L'impatto del caporalato sui professionisti e sulla società: tra concorso del professionista nel reato del datore di lavoro e responsabilità 231/01.
Il caso ha avuto un impatto mediatico ampio e sarà interessante approfondire le decisioni dei prossimi Giudici circa il merito della responsabilità delle persone fisiche.
Le plurime decisioni della Suprema Corte in materia di diritto penale del lavoro dimostrano ormai un’importante utilizzo dell’art. 603-bis, Codice Penale, a tutela dei lavoratori e degli assetti aziendali.
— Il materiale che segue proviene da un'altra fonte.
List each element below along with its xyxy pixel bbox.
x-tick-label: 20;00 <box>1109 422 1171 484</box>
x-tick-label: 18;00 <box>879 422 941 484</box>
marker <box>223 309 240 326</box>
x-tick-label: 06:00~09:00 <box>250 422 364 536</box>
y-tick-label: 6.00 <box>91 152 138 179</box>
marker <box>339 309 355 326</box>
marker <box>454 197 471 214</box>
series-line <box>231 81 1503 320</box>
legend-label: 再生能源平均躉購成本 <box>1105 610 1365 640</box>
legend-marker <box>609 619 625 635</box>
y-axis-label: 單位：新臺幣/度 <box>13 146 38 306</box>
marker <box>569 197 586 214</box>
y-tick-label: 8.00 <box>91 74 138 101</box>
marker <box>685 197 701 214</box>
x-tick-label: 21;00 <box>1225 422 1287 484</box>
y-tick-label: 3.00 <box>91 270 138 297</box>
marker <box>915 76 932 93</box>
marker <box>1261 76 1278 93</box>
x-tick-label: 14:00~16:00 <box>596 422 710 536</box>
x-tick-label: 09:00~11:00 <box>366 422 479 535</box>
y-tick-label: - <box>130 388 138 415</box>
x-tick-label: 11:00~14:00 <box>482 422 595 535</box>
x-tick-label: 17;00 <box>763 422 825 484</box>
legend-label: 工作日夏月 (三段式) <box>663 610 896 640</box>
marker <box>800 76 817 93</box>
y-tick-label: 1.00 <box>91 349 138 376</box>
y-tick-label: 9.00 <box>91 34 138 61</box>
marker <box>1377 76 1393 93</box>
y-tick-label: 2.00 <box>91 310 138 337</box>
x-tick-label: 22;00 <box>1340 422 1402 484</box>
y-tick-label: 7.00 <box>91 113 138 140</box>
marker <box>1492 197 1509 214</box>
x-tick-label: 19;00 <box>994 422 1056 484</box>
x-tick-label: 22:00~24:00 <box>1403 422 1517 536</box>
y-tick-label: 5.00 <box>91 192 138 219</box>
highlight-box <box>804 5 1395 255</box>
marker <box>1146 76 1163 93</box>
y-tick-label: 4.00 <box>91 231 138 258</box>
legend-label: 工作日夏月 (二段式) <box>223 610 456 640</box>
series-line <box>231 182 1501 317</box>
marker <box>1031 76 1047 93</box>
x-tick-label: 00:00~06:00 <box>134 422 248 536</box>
La condotta illecita del datore di lavoro può coinvolgere, infatti, anche quella di altri professionisti, quali consulenti del lavoro, commercialisti, avvocati del lavoro, i quali in presenza di tutti gli indici sintomatici, potrebbero rispondere del reato a titolo di concorso insieme al datore di lavoro, come già chiarito più volte dai Giudici di Piazza Cavour.
Ma a finire sul banco degli imputati potrebbe finisce anche la società che ha tratto un interesse o vantaggio dalla condotta illecita del datore di lavoro.
Si ricorda infatti che tale reato è incluso nel catalogo dei reati presupposto della responsabilità amministrativa degli enti ex D.lgs. 231/2001.
Da qui l’esigenza delle imprese di adottare Modelli organizzativi atti a prevenire la realizzazione del reato di caporalato attraverso l’implementazione di efficaci presidi preventivi.